Worker outcomes are still on the agenda and a topic we want to revisit. In the past, we talked to injured workers via telephone interviews, but it’s hard to gather that information nowadays as people don’t answer their phones. Electronic surveys are really hard to do as well. We are being very creative and thoughtful about how we gather those data for use in outcomes studies.

Who are a couple of the individuals outside WCRI that have influenced/mentored you during your career?

It’s a diverse group that spans the industry: Art Wilcox, Maddy Bowling, Alan Pierce, Paul Matera, Shelley Boyce, Vinny Armentano. They have all helped shape the Institute. And I cannot forget my mom, Dorothy, who gives great practical advice. She never said I couldn’t do something. One of my favorite sayings of hers is, “See how high you can fly; if you aren’t scared to death it isn’t big enough.”

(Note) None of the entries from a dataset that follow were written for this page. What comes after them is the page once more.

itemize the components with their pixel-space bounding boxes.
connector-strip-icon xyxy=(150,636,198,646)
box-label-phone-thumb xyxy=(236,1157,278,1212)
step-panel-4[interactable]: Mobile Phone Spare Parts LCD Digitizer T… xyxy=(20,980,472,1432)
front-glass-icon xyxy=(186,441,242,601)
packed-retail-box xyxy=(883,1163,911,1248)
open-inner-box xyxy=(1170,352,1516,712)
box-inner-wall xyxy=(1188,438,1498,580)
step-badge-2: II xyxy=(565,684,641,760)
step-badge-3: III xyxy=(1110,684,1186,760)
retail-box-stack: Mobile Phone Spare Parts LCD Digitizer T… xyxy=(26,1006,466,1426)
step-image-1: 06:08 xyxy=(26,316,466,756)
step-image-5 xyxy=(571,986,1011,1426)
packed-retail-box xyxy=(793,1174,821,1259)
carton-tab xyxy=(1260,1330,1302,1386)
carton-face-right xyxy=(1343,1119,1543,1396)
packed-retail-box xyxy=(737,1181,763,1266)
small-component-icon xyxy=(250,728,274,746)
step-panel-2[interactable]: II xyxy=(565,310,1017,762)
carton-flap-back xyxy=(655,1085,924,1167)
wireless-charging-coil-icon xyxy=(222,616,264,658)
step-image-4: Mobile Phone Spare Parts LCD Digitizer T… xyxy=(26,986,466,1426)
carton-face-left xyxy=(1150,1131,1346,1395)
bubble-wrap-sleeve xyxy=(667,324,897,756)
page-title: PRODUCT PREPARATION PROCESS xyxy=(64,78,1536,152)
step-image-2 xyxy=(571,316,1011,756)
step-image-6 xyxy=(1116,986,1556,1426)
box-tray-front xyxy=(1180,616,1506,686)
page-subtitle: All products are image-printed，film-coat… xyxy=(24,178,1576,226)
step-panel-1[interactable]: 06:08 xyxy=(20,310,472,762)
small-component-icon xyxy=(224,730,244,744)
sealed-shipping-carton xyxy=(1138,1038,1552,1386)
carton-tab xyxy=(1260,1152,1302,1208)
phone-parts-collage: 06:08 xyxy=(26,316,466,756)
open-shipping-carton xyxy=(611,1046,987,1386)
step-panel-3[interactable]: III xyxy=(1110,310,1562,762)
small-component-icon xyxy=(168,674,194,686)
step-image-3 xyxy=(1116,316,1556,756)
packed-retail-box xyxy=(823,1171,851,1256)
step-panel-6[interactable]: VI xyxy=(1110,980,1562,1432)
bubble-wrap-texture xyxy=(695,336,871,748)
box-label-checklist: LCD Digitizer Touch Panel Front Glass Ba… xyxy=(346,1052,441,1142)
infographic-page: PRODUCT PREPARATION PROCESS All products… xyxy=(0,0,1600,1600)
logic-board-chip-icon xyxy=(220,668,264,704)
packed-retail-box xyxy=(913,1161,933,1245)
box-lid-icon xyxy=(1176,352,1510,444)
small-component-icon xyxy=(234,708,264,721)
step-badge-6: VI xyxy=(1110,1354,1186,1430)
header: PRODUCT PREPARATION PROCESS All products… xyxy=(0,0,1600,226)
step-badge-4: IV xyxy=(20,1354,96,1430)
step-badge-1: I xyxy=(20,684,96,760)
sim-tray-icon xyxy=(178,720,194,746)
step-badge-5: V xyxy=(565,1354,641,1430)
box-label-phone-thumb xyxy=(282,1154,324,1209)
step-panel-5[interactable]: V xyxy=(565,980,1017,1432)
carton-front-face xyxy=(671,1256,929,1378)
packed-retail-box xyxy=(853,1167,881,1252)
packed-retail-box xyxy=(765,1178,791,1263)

What do you see as your role at WCRI?

It’s about managing the context of the Institute, how it fits into the workers’ compensation world, bringing the inside and outside together within WCRI, and really putting that together so members are heard and colleagues have the tools they need to coordinate across all those areas so they can do the relevant work they are great at doing.

Final thoughts?

This is all about the injured worker. Coming to work, I sit on the train and look at all the people going to work, and they are all covered by workers’ compensation and don’t even know it.

What can the world learn from WC?
In workers’ compensation situations it is all about getting all parties to cooperate in getting things done—so many different things need to get done. Patience is important. People want instant things now, but there’s still an element of patience that is needed across the whole community.